Ook accommodaties en buitenruimtes zijn onmisbaar voor het creëren van saamhorigheid in de wijk, stelt Movisie. Buurtcentra, parken, pleinen en buurttuinen zijn bij uitstek plekken waar buurtbewoners samen kunnen komen en gemeenten moeten dan ook nadenken over de inrichting van deze ruimten om sociaal contact te bevorderen. En dat hoeft helemaal niet ingewikkeld te zijn. Het plaatsen van een zitbankje bij een uitlaatplek kan al voldoende zijn.

En in de huidige tijd kunnen online initiatieven natuurlijk niet ontbreken. Ook hier zagen we tijdens de coronacrisis een enorme stijging van. Zo waren er online platformen waar mensen een wandelmaatje konden vinden of iemand die boodschappen voor hen kon halen als zij zelf in quarantaine zaten. Wel is het belangrijk dat hierbij rekening gehouden wordt met mensen die digitaal minder vaardig zijn. Gemeenten moeten dus inzetten op zowel online als offline activiteiten.

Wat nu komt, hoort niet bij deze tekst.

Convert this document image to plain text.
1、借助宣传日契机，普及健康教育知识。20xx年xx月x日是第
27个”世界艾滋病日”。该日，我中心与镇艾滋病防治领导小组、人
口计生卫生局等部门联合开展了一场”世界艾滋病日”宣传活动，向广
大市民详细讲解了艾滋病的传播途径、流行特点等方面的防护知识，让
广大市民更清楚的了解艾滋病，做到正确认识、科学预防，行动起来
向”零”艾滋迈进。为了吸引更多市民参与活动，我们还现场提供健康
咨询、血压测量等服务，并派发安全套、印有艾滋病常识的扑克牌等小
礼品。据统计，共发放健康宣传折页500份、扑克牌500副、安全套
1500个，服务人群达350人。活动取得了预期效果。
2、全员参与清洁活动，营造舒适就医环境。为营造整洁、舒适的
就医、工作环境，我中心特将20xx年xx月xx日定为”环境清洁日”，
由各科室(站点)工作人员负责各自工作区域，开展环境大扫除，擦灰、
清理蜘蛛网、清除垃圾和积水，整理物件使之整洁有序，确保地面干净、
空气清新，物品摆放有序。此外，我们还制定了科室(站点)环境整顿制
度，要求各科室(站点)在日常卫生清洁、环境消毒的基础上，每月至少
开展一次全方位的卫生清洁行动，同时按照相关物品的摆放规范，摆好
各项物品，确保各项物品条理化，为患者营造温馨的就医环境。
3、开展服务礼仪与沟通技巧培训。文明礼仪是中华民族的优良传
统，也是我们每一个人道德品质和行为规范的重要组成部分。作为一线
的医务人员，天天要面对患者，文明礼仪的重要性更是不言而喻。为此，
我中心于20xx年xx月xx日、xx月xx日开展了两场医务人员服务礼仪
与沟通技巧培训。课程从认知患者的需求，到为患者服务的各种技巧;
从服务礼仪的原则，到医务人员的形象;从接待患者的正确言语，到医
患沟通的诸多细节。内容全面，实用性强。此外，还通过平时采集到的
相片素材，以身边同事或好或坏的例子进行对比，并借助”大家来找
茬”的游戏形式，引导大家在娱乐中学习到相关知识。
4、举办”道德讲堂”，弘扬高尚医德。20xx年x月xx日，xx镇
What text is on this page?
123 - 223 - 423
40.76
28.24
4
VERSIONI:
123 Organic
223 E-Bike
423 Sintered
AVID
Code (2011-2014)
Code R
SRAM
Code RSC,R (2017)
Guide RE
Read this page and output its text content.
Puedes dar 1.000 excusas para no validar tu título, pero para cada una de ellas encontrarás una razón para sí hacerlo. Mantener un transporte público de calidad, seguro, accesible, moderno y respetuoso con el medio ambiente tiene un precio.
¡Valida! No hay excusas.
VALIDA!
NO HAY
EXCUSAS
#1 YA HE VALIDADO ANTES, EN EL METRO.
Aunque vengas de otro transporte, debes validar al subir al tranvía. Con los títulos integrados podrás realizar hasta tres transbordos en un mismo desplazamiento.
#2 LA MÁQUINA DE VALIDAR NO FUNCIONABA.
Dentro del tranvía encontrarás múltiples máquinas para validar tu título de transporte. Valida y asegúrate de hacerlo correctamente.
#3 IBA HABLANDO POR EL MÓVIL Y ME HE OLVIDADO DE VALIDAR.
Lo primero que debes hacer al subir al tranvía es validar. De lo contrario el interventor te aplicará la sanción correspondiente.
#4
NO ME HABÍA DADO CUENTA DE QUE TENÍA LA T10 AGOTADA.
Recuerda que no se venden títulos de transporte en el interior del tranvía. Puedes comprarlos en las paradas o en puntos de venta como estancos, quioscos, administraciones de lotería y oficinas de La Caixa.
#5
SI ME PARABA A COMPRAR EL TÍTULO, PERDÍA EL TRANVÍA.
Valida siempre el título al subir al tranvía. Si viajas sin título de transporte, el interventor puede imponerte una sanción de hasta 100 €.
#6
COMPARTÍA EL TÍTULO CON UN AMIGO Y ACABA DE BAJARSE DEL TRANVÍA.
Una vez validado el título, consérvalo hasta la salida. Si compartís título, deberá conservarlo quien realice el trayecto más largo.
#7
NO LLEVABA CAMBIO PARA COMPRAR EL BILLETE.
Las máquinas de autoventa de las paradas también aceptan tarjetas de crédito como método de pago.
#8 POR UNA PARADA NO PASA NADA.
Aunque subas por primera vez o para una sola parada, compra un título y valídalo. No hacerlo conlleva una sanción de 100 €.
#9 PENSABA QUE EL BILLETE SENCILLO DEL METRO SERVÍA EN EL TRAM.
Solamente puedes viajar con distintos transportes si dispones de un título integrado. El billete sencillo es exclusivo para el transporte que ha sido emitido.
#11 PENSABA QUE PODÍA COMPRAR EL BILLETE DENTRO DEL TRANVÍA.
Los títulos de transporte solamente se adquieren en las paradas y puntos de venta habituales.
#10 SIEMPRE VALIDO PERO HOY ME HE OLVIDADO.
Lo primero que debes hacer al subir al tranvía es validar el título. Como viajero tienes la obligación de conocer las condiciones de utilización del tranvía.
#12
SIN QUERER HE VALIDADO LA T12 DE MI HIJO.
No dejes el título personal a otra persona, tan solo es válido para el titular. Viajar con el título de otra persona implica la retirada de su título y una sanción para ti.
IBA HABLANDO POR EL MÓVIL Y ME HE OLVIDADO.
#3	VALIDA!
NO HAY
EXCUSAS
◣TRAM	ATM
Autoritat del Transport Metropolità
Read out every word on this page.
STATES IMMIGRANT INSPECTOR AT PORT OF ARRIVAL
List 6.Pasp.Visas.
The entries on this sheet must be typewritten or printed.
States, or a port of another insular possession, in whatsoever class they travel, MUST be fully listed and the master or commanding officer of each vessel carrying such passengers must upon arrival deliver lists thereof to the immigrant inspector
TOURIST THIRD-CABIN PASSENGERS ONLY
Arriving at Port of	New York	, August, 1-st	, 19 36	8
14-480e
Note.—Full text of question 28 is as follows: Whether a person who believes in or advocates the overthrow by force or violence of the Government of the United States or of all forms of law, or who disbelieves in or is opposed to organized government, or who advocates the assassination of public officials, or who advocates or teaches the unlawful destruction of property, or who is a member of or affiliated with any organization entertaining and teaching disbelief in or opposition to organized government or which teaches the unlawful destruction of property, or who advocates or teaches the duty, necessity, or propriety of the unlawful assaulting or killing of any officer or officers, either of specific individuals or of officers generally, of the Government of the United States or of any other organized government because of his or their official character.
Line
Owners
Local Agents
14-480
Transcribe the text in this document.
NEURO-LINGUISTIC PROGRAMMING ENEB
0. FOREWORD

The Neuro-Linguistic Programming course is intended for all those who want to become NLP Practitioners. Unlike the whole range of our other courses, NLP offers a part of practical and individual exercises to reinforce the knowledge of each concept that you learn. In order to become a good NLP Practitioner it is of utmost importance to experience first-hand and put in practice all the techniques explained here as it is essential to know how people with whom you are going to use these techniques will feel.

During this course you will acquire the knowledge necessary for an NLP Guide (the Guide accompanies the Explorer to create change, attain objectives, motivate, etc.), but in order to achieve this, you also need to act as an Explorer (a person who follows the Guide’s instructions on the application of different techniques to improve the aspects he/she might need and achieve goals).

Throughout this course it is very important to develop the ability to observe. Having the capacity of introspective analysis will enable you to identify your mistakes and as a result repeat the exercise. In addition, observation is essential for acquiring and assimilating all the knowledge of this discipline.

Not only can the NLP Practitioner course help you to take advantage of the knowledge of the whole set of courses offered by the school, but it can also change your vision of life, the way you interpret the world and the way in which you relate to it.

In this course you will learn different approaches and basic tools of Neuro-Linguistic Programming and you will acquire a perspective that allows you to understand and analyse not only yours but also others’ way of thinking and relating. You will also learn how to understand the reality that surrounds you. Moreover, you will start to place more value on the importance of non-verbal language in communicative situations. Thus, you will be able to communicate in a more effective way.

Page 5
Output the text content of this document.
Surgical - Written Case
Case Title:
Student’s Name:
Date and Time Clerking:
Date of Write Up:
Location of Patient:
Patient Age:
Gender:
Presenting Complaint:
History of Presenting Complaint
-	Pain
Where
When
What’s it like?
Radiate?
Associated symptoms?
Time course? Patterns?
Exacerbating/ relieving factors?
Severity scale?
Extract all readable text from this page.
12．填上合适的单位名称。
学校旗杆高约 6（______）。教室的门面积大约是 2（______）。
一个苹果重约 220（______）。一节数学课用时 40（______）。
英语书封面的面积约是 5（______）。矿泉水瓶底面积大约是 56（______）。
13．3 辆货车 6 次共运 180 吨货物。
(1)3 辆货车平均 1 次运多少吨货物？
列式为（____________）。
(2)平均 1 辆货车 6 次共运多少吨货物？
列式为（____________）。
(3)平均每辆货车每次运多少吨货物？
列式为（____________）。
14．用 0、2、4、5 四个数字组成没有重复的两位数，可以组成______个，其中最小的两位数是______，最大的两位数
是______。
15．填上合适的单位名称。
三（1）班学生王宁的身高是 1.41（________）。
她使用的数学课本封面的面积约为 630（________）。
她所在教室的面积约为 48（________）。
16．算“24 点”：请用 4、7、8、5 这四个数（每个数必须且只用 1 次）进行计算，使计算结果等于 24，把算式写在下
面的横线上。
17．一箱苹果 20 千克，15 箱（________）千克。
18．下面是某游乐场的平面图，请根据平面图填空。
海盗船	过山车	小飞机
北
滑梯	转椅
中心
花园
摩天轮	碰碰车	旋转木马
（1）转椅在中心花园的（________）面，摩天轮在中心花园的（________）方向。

Beleidsmakers hebben een belangrijke taak om de juiste randvoorwaarden voor sociale cohesie te scheppen. Sociaal werkers zorgen er op hun beurt dan weer voor dat iedereen in de buurt hierbij betrokken wordt en gehoord wordt. Zo wordt de sociale cohesie in de buurt versterkt en dat kan sterk bijdragen aan de leefbaarheid in de wijk, waardoor problemen, zoals ruzies maar ook onveilige situaties in de buurt, voorkomen worden.